One such application is biomining. Certain microbes can extract valuable elements such as copper, gold, and nickel from rock more efficiently than mechanical methods. Biomining is already commercially viable on Earth, and its low-energy requirements could be advantageous in extraterrestrial environments where mining equipment is costly to deploy and operate.
Another avenue is biogeochemical production of binding agents for structural repair. In space habitats or on planetary surfaces, this could reduce the need for imported construction materials. Microbially produced binders could be used to repair habitat walls, seal microcracks, or even fabricate new components from in-situ resources.
Plastic recycling is another challenge where microbes excel. Conventional recycling methods degrade polymer quality after a few cycles, limiting reuse. Certain plastic-degrading microbes, however, can break polymers down to their constituent monomers, which can then be re-polymerized into high-quality material. This capability could close the loop on polymer use in closed habitats.

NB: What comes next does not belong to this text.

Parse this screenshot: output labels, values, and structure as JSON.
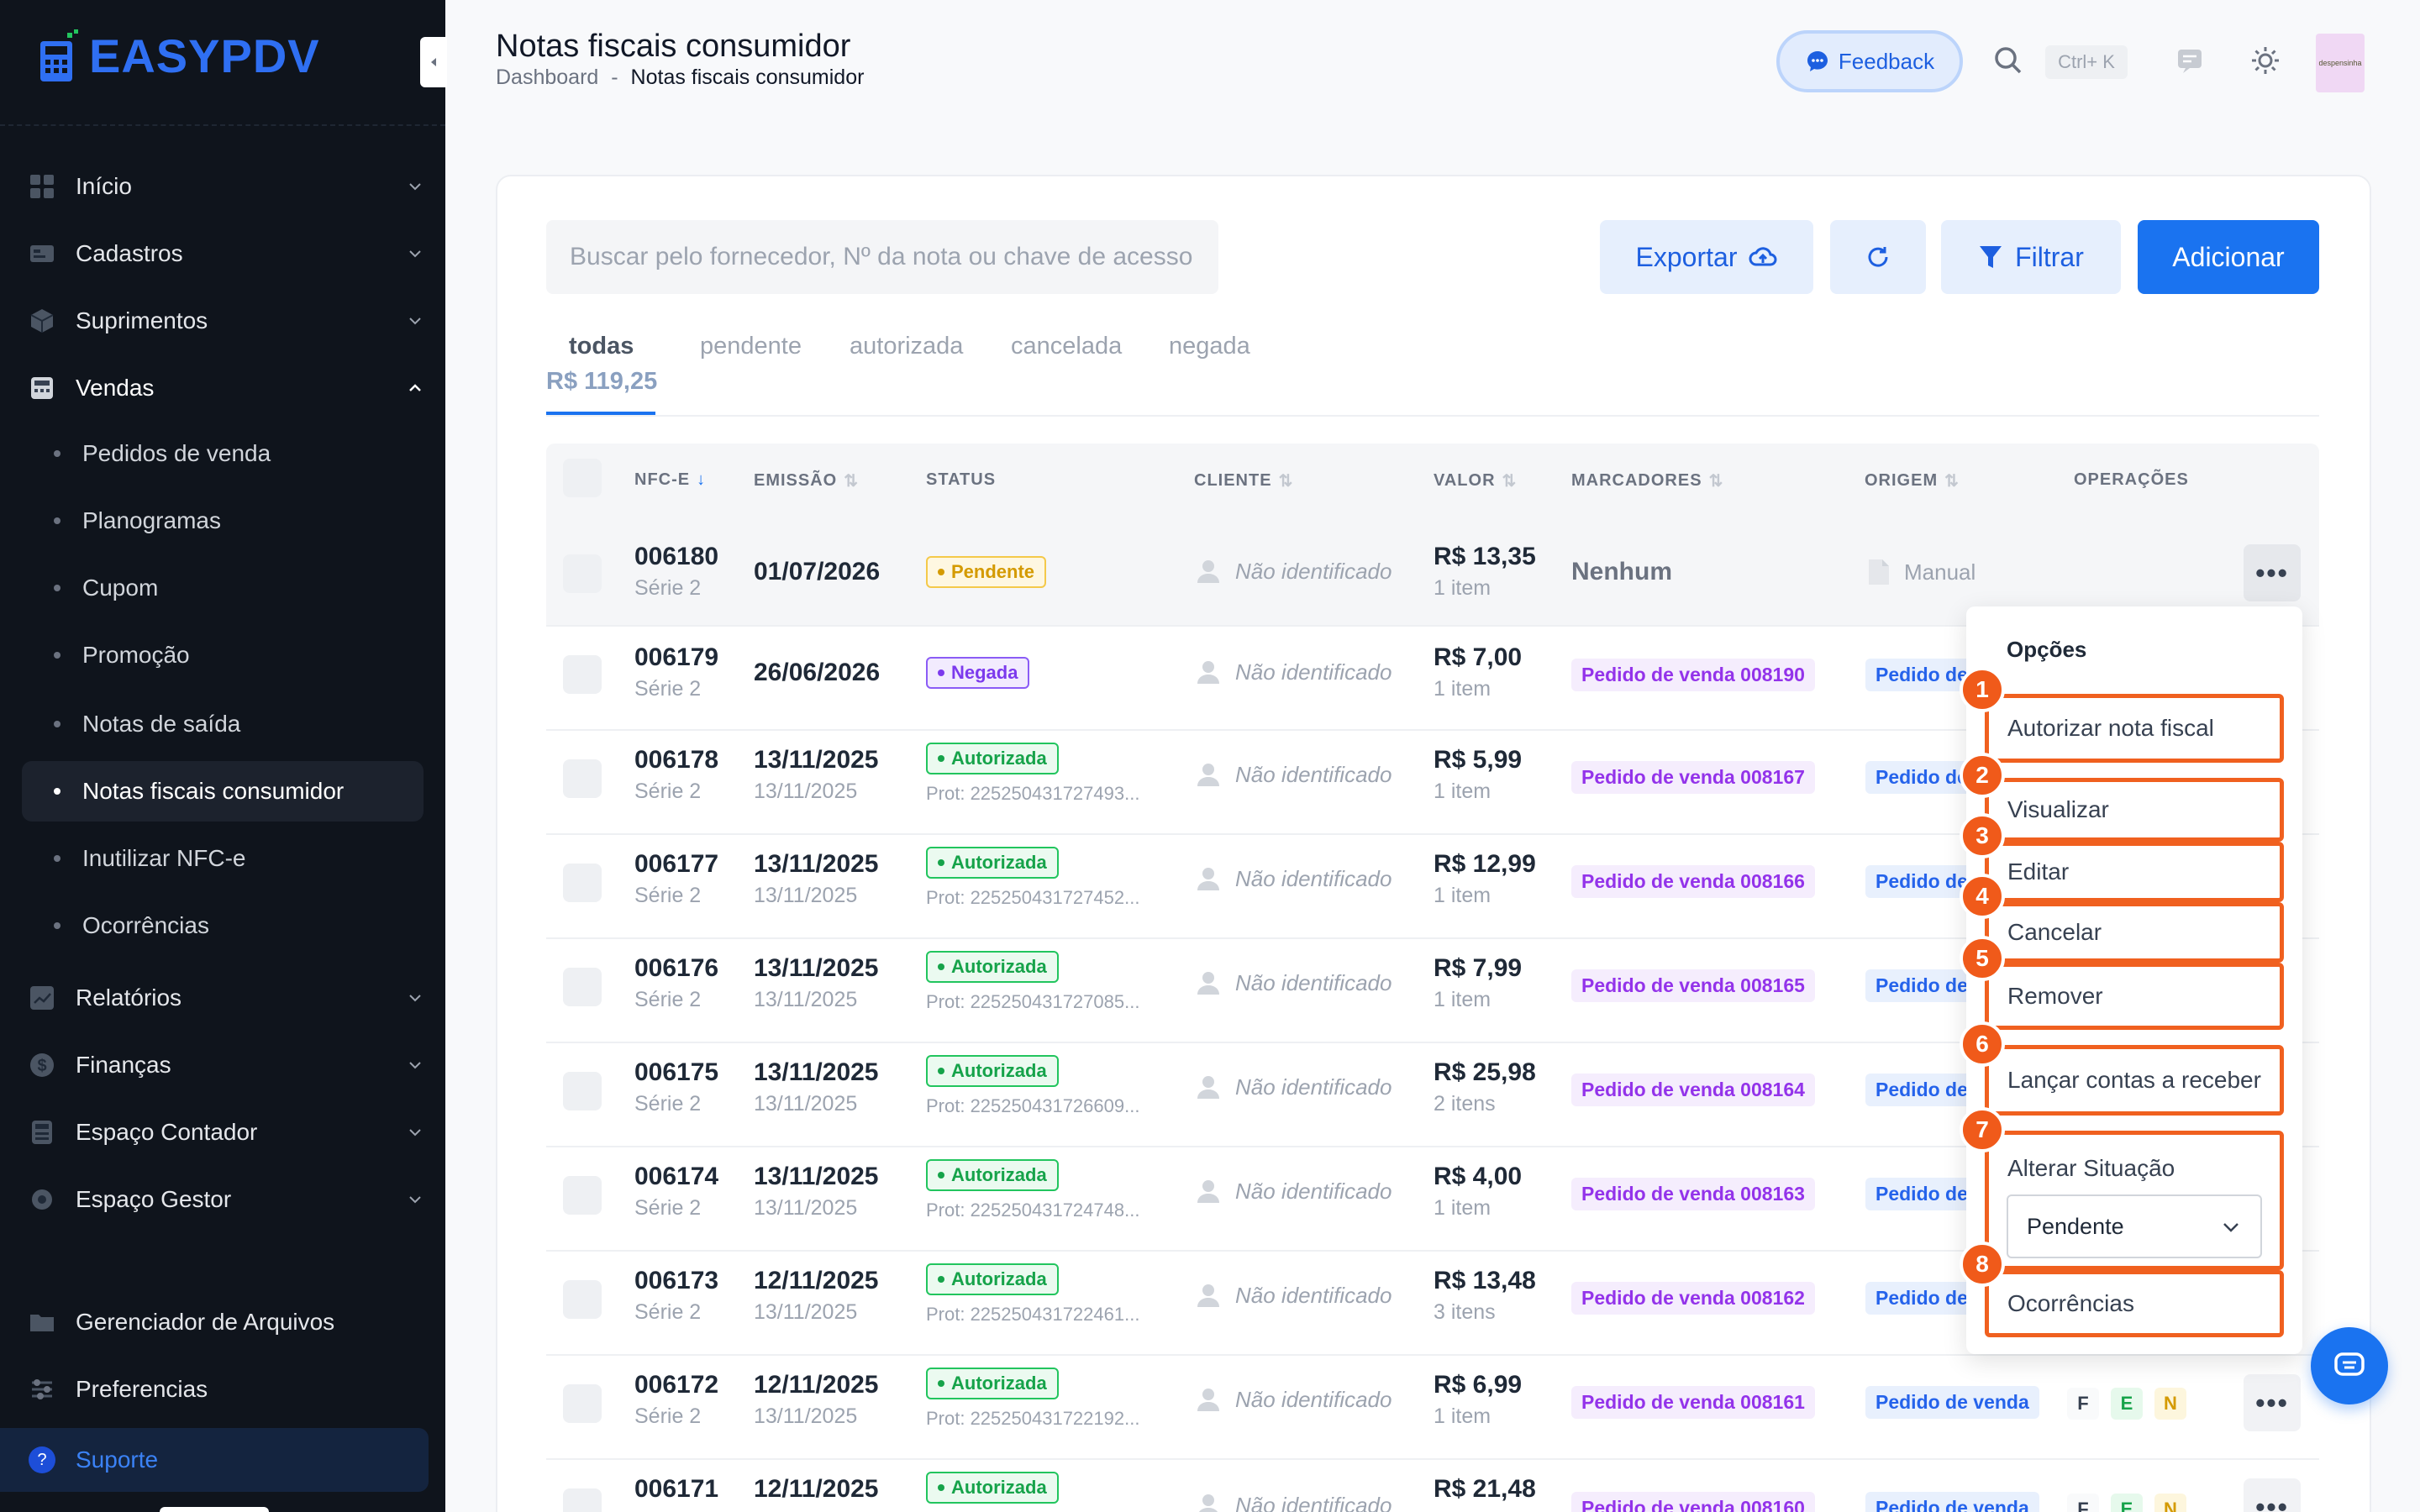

Microbial metabolism also offers a route to energy generation from waste. Anaerobic bacteria that consume human waste can produce electric charges via electroactive processes. These electricigens could power lighting or small appliances while simultaneously reducing organic waste volumes.
Toxic soil remediation is a further benefit. Microbes can remove heavy metals, radioactive isotopes, acids, and other pollutants from regolith or contaminated substrates, potentially enabling safe agriculture or construction in otherwise hazardous environments.
Air quality management in space habitats is another domain where microbial systems could outperform current methods. Existing carbon dioxide scrubbers often result in the loss of hydrogen and carbon, which must then be replaced. Microbial air bioremediation can capture carbon dioxide while preserving carbon for conversion into food or nutritional supplements, enhancing resource efficiency.
These microbial strategies, the authors argue, could transform space exploration from a resource-draining endeavor into a largely self-sustaining operation. The report notes, “The debate about the public benefits of space travel and exploration is healthy and necessary, but in the field of sustainability, space advocates may now have an opportunity to win this debate for a generation.”
The implications extend beyond spaceflight. Many of these microbial technologies could be refined on Earth before deployment, with terrestrial applications in mining, waste management, materials production, and environmental remediation. The cross-pollination of space and Earth-based research could accelerate innovations in closed-loop life support systems, vital for both planetary habitats and sustainable industries at home.